A little girl wears a crown of flowers and stands nose-to-nose with a grizzly bear, peering into its beady eyes. This scene appears as a painting hanging in the apartment of graduate student Dani (Florence Pugh), foreshadowing the stand-off between this young woman and her own grisly nightmare in Ari Aster’s uneven follow-up to horror smash Hereditary.
Dani’s four-year relationship with anthropology student Christian (Jack Reynor) is already on the rocks when she joins him and buddies Josh (William Jackson Harper), Mark (Will Poulter, proving himself as a gifted comic) and “authentic hippie” Pelle (Vilhelm Blomgren) for a nine-day festival celebrating midsummer at Pelle’s home in rural Sweden. The Hårga community wear a uniform of wholesome white linen, greeting their guests with a recorder serenade and hallucinogenic teas; a sinister tapestry illustrates a love ritual in which a woman seasons a pie with her pubic hairs before offering it to her beloved. Aster, I believe, is taking the piss.
Aster lets the Hårga’s rituals unfold over tedious stretches of time (the film runs nearly two and a half hours), revelling in geometric images, pagan symbols, sunbleached Swedish fields and trippy CGI; flower crowns bloom and trees liquefy as the characters lose their heads. Annoying then, that there is no puzzle to solve. As the film sways drunkenly towards its inevitable conclusion, Aster fails to conjure a sense of dread or even tension – essential qualities of the horror genre.

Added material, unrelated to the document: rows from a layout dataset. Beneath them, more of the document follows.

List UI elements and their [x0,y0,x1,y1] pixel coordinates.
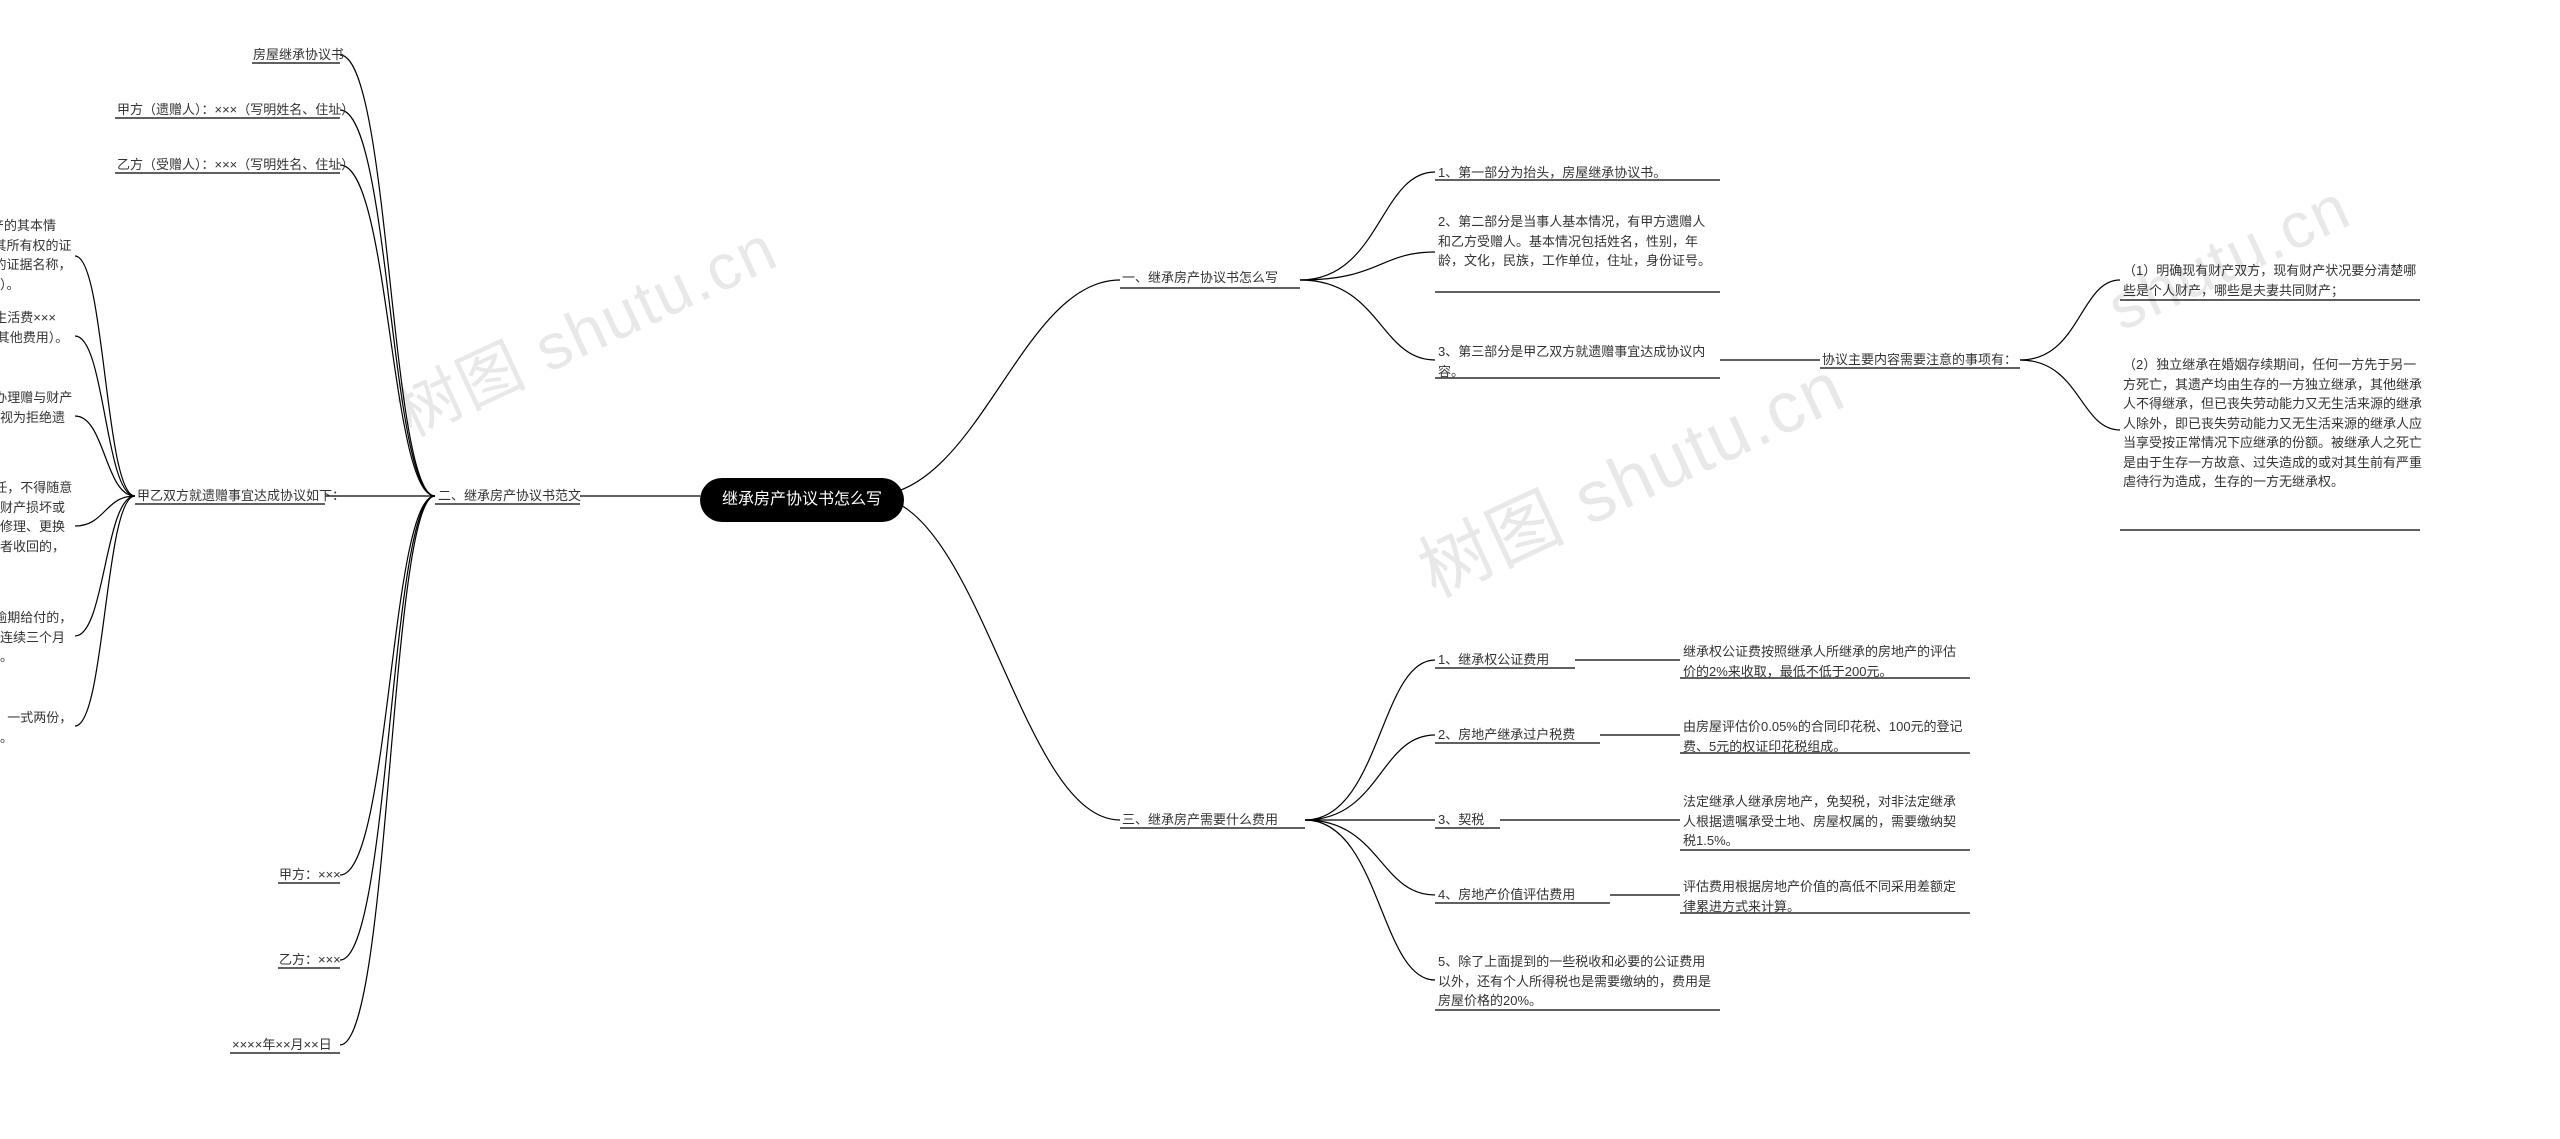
leaf-r2-3: 3、契税 [1438,810,1484,830]
leaf-l-bot1: 甲方：××× [279,865,341,885]
leaf-l-m3: 3、乙方应在甲方去世后三十日内办理赠与财产的所有权转移手续。逾期不办的，视为拒绝… [0,388,75,447]
root-node[interactable]: 继承房产协议书怎么写 [700,478,904,522]
leaf-r2-1d: 继承权公证费按照继承人所继承的房地产的评估价的2%来收取，最低不低于200元。 [1683,642,1963,681]
leaf-r2-5: 5、除了上面提到的一些税收和必要的公证费用以外，还有个人所得税也是需要缴纳的，费… [1438,952,1718,1011]
mindmap-edges [0,0,2560,1139]
leaf-l-mid[interactable]: 甲乙双方就遗赠事宜达成协议如下： [137,486,345,506]
leaf-l-top2: 甲方（遗赠人）：×××（写明姓名、住址） [117,100,354,120]
leaf-l-m4: 4、甲方应负对遗赠财产的维护责任，不得随意处理遗赠的财产。如果甲方故意将财产损坏… [0,478,75,576]
branch-r1-sub[interactable]: 协议主要内容需要注意的事项有： [1822,350,2017,370]
leaf-l-m6: 6、本协议自双方签订之日起生效。一式两份，双方各执一份，具有同等法律效力。 [0,708,75,747]
leaf-r1-3: 3、第三部分是甲乙双方就遗赠事宜达成协议内容。 [1438,342,1718,381]
branch-left1[interactable]: 二、继承房产协议书范文 [438,486,581,506]
leaf-r1-sub1: （1）明确现有财产双方，现有财产状况要分清楚哪些是个人财产，哪些是夫妻共同财产； [2123,261,2423,300]
branch-right2[interactable]: 三、继承房产需要什么费用 [1122,810,1278,830]
leaf-r2-1: 1、继承权公证费用 [1438,650,1549,670]
leaf-r2-2d: 由房屋评估价0.05%的合同印花税、100元的登记费、5元的权证印花税组成。 [1683,717,1963,756]
leaf-r1-1: 1、第一部分为抬头，房屋继承协议书。 [1438,163,1666,183]
leaf-l-bot3: ××××年××月××日 [232,1035,332,1055]
branch-right1[interactable]: 一、继承房产协议书怎么写 [1122,268,1278,288]
leaf-l-top1: 房屋继承协议书 [253,45,344,65]
leaf-r1-2: 2、第二部分是当事人基本情况，有甲方遗赠人和乙方受赠人。基本情况包括姓名，性别，… [1438,212,1718,271]
leaf-r2-4: 4、房地产价值评估费用 [1438,885,1575,905]
leaf-l-m1: 1、甲方所有的×××（写明遗赠财产的其本情况），在甲方死亡后赠送给乙方。其所有权… [0,216,75,294]
leaf-r2-3d: 法定继承人继承房地产，免契税，对非法定继承人根据遗嘱承受土地、房屋权属的，需要缴… [1683,792,1963,851]
leaf-l-m5: 5、乙方应当按时给付甲方费用。逾期给付的，甲方有权要求乙方履行协议。如果连续三个… [0,608,75,667]
leaf-l-m2: 2、乙方应于每月十日前给付甲方生活费×××元，医疗补助费×××元（可以约定其他费… [0,308,75,347]
leaf-r2-4d: 评估费用根据房地产价值的高低不同采用差额定律累进方式来计算。 [1683,877,1963,916]
leaf-r1-sub2: （2）独立继承在婚姻存续期间，任何一方先于另一方死亡，其遗产均由生存的一方独立继… [2123,355,2423,492]
leaf-l-top3: 乙方（受赠人）：×××（写明姓名、住址） [117,155,354,175]
leaf-r2-2: 2、房地产继承过户税费 [1438,725,1575,745]
leaf-l-bot2: 乙方：××× [279,950,341,970]
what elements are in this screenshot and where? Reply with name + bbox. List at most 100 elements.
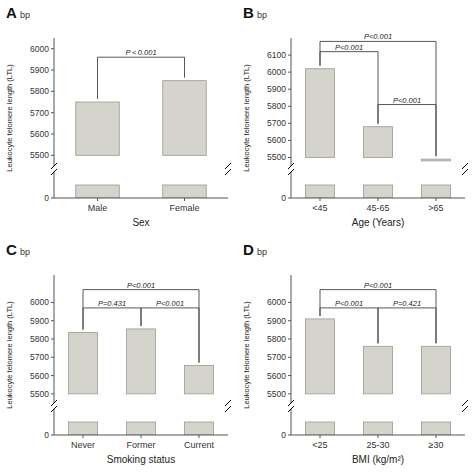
y-axis-label: Leukocyte telomere length (LTL) <box>242 64 251 172</box>
break-mark <box>51 400 57 406</box>
y-tick <box>288 357 291 358</box>
y-tick-label: 5600 <box>267 371 286 381</box>
y-tick <box>288 375 291 376</box>
y-tick-label: 5900 <box>30 65 49 75</box>
bar <box>422 346 451 394</box>
x-tick <box>320 198 321 201</box>
stub-bar <box>163 185 207 198</box>
x-tick <box>436 435 437 438</box>
y-tick <box>51 375 54 376</box>
stub-bars <box>306 185 451 198</box>
x-tick <box>378 435 379 438</box>
break-mark <box>462 400 468 406</box>
x-tick-label: ≥30 <box>429 440 444 450</box>
y-tick-label: 5900 <box>267 84 286 94</box>
break-mark <box>462 169 468 175</box>
y-tick <box>288 339 291 340</box>
bar <box>69 333 98 394</box>
significance-label: P=0.431 <box>98 299 126 308</box>
y-axis-stub <box>54 409 55 435</box>
bar <box>422 159 451 161</box>
y-tick <box>51 320 54 321</box>
stub-y-tick-label: 0 <box>44 430 49 440</box>
x-tick-label: Former <box>127 440 156 450</box>
y-tick-label: 5500 <box>267 152 286 162</box>
y-tick-label: 6100 <box>267 50 286 60</box>
stub-bars <box>306 422 451 435</box>
x-tick-label: 25-30 <box>366 440 389 450</box>
break-mark <box>225 400 231 406</box>
stub-bar <box>422 422 451 435</box>
significance-bracket <box>320 290 436 344</box>
chart: Abp5500560057005800590060000MaleFemaleSe… <box>0 0 474 474</box>
break-mark <box>225 163 231 169</box>
stub-bar <box>185 422 214 435</box>
y-tick-label: 5500 <box>30 150 49 160</box>
y-tick <box>51 91 54 92</box>
panel-title: A <box>6 4 17 21</box>
y-tick <box>51 134 54 135</box>
significance-label: P<0.001 <box>127 281 155 290</box>
bar <box>185 366 214 394</box>
break-mark <box>225 406 231 412</box>
y-tick-label: 5700 <box>30 108 49 118</box>
y-tick <box>51 70 54 71</box>
y-tick-label: 6000 <box>267 67 286 77</box>
break-mark <box>51 406 57 412</box>
x-tick <box>320 435 321 438</box>
significance-bracket <box>98 57 185 99</box>
panel: Cbp5500560057005800590060000NeverFormerC… <box>5 241 231 465</box>
stub-y-tick-label: 0 <box>281 430 286 440</box>
y-tick <box>51 357 54 358</box>
significance-label: P<0.001 <box>156 299 184 308</box>
stub-y-tick <box>51 198 54 199</box>
y-tick <box>288 393 291 394</box>
y-axis-label: Leukocyte telomere length (LTL) <box>5 301 14 409</box>
y-tick <box>288 106 291 107</box>
stub-bar <box>76 185 120 198</box>
bar <box>76 102 120 155</box>
x-tick-label: <45 <box>312 203 327 213</box>
x-tick <box>199 435 200 438</box>
x-tick <box>378 198 379 201</box>
significance-label: P<0.001 <box>393 96 421 105</box>
significance-bracket <box>83 290 199 363</box>
y-tick-label: 6000 <box>267 297 286 307</box>
stub-bar <box>306 422 335 435</box>
bar <box>364 346 393 394</box>
y-tick-label: 5900 <box>267 316 286 326</box>
y-tick-label: 5600 <box>30 129 49 139</box>
y-axis-label: Leukocyte telomere length (LTL) <box>242 301 251 409</box>
y-tick-label: 5800 <box>267 101 286 111</box>
x-axis-label: Smoking status <box>107 454 175 465</box>
y-tick <box>288 157 291 158</box>
significance-bracket <box>83 308 141 330</box>
bar <box>306 319 335 394</box>
y-tick <box>288 320 291 321</box>
y-tick <box>51 339 54 340</box>
y-tick-label: 5500 <box>267 389 286 399</box>
y-axis-label: Leukocyte telomere length (LTL) <box>5 64 14 172</box>
y-tick <box>288 72 291 73</box>
y-tick-label: 5500 <box>30 389 49 399</box>
stub-y-tick <box>288 198 291 199</box>
y-tick-label: 5800 <box>267 334 286 344</box>
y-tick-label: 5900 <box>30 316 49 326</box>
x-tick-label: Female <box>169 203 199 213</box>
y-tick <box>288 55 291 56</box>
y-axis-stub <box>291 409 292 435</box>
y-tick-label: 5800 <box>30 86 49 96</box>
y-tick <box>288 140 291 141</box>
stub-bar <box>364 185 393 198</box>
y-tick <box>51 112 54 113</box>
stub-bar <box>306 185 335 198</box>
y-tick <box>51 48 54 49</box>
x-tick <box>83 435 84 438</box>
panel-title: B <box>243 4 254 21</box>
bar <box>306 69 335 158</box>
significance-label: P < 0.001 <box>125 48 156 57</box>
break-mark <box>51 163 57 169</box>
significance-label: P=0.421 <box>393 299 421 308</box>
y-tick-label: 5700 <box>30 352 49 362</box>
panel-subtitle: bp <box>257 247 267 257</box>
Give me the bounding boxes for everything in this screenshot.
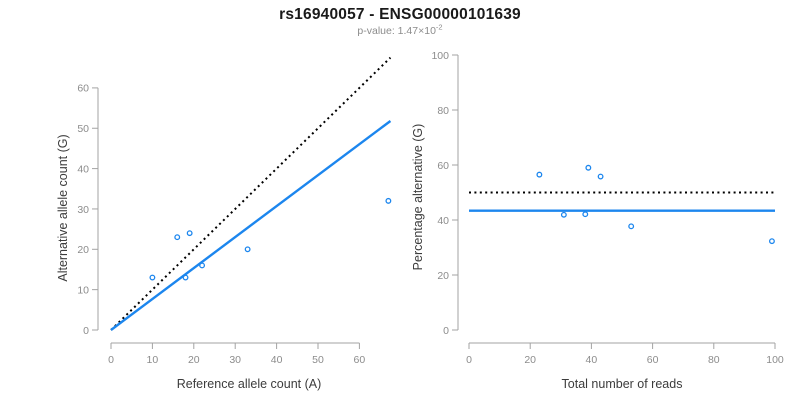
data-point [149,274,156,281]
data-point [385,197,392,204]
y-axis-title: Percentage alternative (G) [411,124,425,271]
pvalue-exponent: -2 [435,22,443,32]
x-tick-label: 20 [188,354,200,366]
data-point [768,238,775,245]
x-tick-label: 100 [766,354,784,366]
data-point [199,262,206,269]
data-point [560,211,567,218]
x-axis-title: Reference allele count (A) [177,377,322,391]
x-tick-label: 40 [271,354,283,366]
data-point [244,246,251,253]
identity-line [110,56,392,331]
y-tick-label: 20 [437,270,449,282]
y-tick-label: 30 [77,204,89,216]
y-tick-label: 40 [77,163,89,175]
x-tick-label: 20 [524,354,536,366]
y-tick-label: 60 [437,160,449,172]
y-axis-title: Alternative allele count (G) [56,134,70,281]
y-tick-label: 60 [77,83,89,95]
data-point [582,211,589,218]
data-point [182,274,189,281]
plot-subtitle: p-value: 1.47×10-2 [0,22,800,37]
x-tick-label: 80 [708,354,720,366]
y-tick-label: 40 [437,215,449,227]
x-tick-label: 10 [147,354,159,366]
y-tick-label: 100 [431,50,449,62]
x-tick-label: 0 [108,354,114,366]
x-tick-label: 60 [647,354,659,366]
data-point [186,230,193,237]
fitted-ratio-line [110,120,392,331]
pvalue-text: p-value: 1.47×10 [357,25,436,37]
x-tick-label: 0 [466,354,472,366]
y-tick-label: 0 [443,325,449,337]
x-tick-label: 30 [229,354,241,366]
data-point [536,171,543,178]
plot-title: rs16940057 - ENSG00000101639 [279,6,521,23]
y-tick-label: 50 [77,123,89,135]
y-tick-label: 10 [77,284,89,296]
data-point [585,164,592,171]
data-point [597,173,604,180]
y-tick-label: 0 [83,325,89,337]
x-tick-label: 40 [586,354,598,366]
data-point [628,223,635,230]
x-tick-label: 60 [354,354,366,366]
data-point [174,234,181,241]
x-tick-label: 50 [312,354,324,366]
x-axis-title: Total number of reads [562,377,683,391]
y-tick-label: 80 [437,105,449,117]
y-tick-label: 20 [77,244,89,256]
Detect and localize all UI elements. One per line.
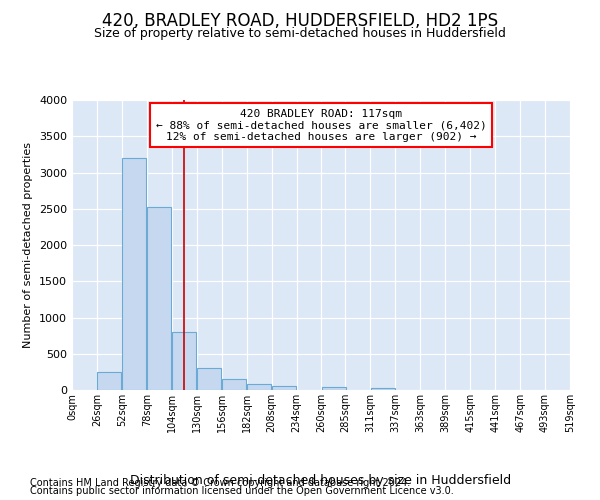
Bar (172, 332, 196, 390)
Bar (222, 379, 246, 390)
Bar (272, 386, 296, 390)
Text: Size of property relative to semi-detached houses in Huddersfield: Size of property relative to semi-detach… (94, 28, 506, 40)
Bar (371, 388, 395, 390)
Text: Contains public sector information licensed under the Open Government Licence v3: Contains public sector information licen… (30, 486, 454, 496)
Bar (122, 158, 146, 390)
Text: 420, BRADLEY ROAD, HUDDERSFIELD, HD2 1PS: 420, BRADLEY ROAD, HUDDERSFIELD, HD2 1PS (102, 12, 498, 30)
Text: Contains HM Land Registry data © Crown copyright and database right 2024.: Contains HM Land Registry data © Crown c… (30, 478, 410, 488)
Bar (247, 384, 271, 390)
X-axis label: Distribution of semi-detached houses by size in Huddersfield: Distribution of semi-detached houses by … (130, 474, 512, 487)
Bar (97, 372, 121, 390)
Text: 420 BRADLEY ROAD: 117sqm
← 88% of semi-detached houses are smaller (6,402)
12% o: 420 BRADLEY ROAD: 117sqm ← 88% of semi-d… (155, 108, 487, 142)
Bar (197, 368, 221, 390)
Bar (322, 388, 346, 390)
Y-axis label: Number of semi-detached properties: Number of semi-detached properties (23, 142, 34, 348)
Bar (148, 206, 172, 390)
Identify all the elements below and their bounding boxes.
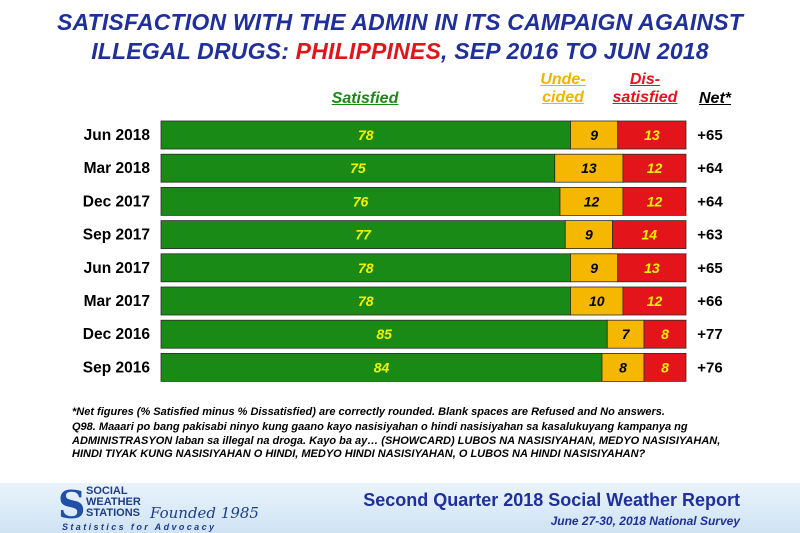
bar-satisfied-mar-2017 (160, 286, 571, 316)
value-label-dissatisfied-mar-2018: 12 (647, 160, 663, 176)
report-title: Second Quarter 2018 Social Weather Repor… (363, 490, 740, 510)
bar-undecided-dec-2016 (606, 319, 645, 349)
bar-satisfied-dec-2017 (160, 186, 561, 216)
title-line-2-pre: ILLEGAL DRUGS: (91, 38, 296, 64)
bar-dissatisfied-mar-2017 (622, 286, 687, 316)
value-label-satisfied-sep-2016: 84 (374, 359, 390, 375)
value-label-dissatisfied-mar-2017: 12 (647, 293, 663, 309)
bar-dissatisfied-sep-2017 (612, 220, 687, 250)
header-dissatisfied-line-2: satisfied (612, 89, 678, 106)
bar-dissatisfied-dec-2017 (622, 186, 687, 216)
header-undecided-line-2: cided (542, 89, 584, 106)
value-label-satisfied-jun-2018: 78 (358, 127, 374, 143)
bar-satisfied-sep-2016 (160, 352, 603, 382)
value-label-undecided-dec-2016: 7 (622, 326, 631, 342)
bar-satisfied-sep-2017 (160, 220, 566, 250)
value-label-undecided-jun-2017: 9 (590, 260, 598, 276)
bar-dissatisfied-jun-2018 (617, 120, 687, 150)
category-label-sep-2017: Sep 2017 (83, 227, 150, 244)
category-label-mar-2018: Mar 2018 (84, 160, 151, 177)
net-value-dec-2016: +77 (697, 326, 722, 343)
header-undecided-line-1: Unde- (540, 71, 586, 88)
header-dissatisfied-line-1: Dis- (629, 71, 661, 88)
net-value-mar-2018: +64 (697, 160, 723, 177)
title-line-2-post: , SEP 2016 TO JUN 2018 (441, 38, 709, 64)
net-value-sep-2017: +63 (697, 227, 722, 244)
category-label-jun-2018: Jun 2018 (84, 127, 151, 144)
value-label-undecided-sep-2017: 9 (585, 227, 593, 243)
category-label-jun-2017: Jun 2017 (84, 260, 150, 277)
value-label-satisfied-mar-2018: 75 (350, 160, 366, 176)
value-label-undecided-jun-2018: 9 (590, 127, 598, 143)
header-satisfied: Satisfied (331, 90, 399, 107)
title-line-1: SATISFACTION WITH THE ADMIN IN ITS CAMPA… (56, 9, 744, 35)
logo-line-2: WEATHER (86, 496, 141, 508)
bar-undecided-jun-2017 (570, 253, 619, 283)
header-undecided: Unde- cided (533, 71, 593, 107)
net-value-jun-2018: +65 (697, 127, 722, 144)
value-label-dissatisfied-dec-2017: 12 (647, 193, 663, 209)
header-dissatisfied: Dis- satisfied (607, 71, 683, 107)
logo-line-1: SOCIAL (86, 485, 128, 497)
value-label-undecided-mar-2018: 13 (581, 160, 597, 176)
value-label-dissatisfied-jun-2017: 13 (644, 260, 660, 276)
bar-dissatisfied-mar-2018 (622, 153, 687, 183)
value-label-undecided-mar-2017: 10 (589, 293, 605, 309)
bar-satisfied-dec-2016 (160, 319, 608, 349)
sws-s-logo-icon: S (58, 482, 86, 527)
bar-satisfied-jun-2017 (160, 253, 571, 283)
title-line-2: ILLEGAL DRUGS: PHILIPPINES, SEP 2016 TO … (0, 37, 800, 66)
title-highlight: PHILIPPINES (295, 38, 442, 64)
net-value-sep-2016: +76 (697, 359, 722, 376)
footer-banner (0, 483, 800, 533)
bar-satisfied-mar-2018 (160, 153, 556, 183)
bar-dissatisfied-sep-2016 (643, 352, 687, 382)
logo-line-3: STATIONS (86, 507, 140, 519)
value-label-dissatisfied-jun-2018: 13 (644, 127, 660, 143)
logo-founded: Founded 1985 (150, 504, 259, 522)
logo-tagline: Statistics for Advocacy (62, 522, 217, 532)
value-label-satisfied-sep-2017: 77 (355, 227, 372, 243)
bar-undecided-sep-2016 (601, 352, 645, 382)
value-label-satisfied-mar-2017: 78 (358, 293, 374, 309)
net-value-dec-2017: +64 (697, 193, 723, 210)
footnote-question: Q98. Maaari po bang pakisabi ninyo kung … (72, 421, 721, 460)
bar-dissatisfied-jun-2017 (617, 253, 687, 283)
chart-title: SATISFACTION WITH THE ADMIN IN ITS CAMPA… (0, 8, 800, 66)
net-value-mar-2017: +66 (697, 293, 722, 310)
bar-dissatisfied-dec-2016 (643, 319, 687, 349)
footnote-net: *Net figures (% Satisfied minus % Dissat… (72, 406, 665, 418)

Pugh is riveting as a woman unravelling, straining to stifle an animal cry; wounded but alert and fighting beneath the weighted blanket of grief. The film works better as a comedy than a horror, skewering its ignorant US tourists, and better still as a spiteful relationship drama. Aster wrote the film after an ugly breakup. Watching the already weakening bond disintegrate between Dani and her passive-aggressive PhD student boyfriend is its own perverse pleasure.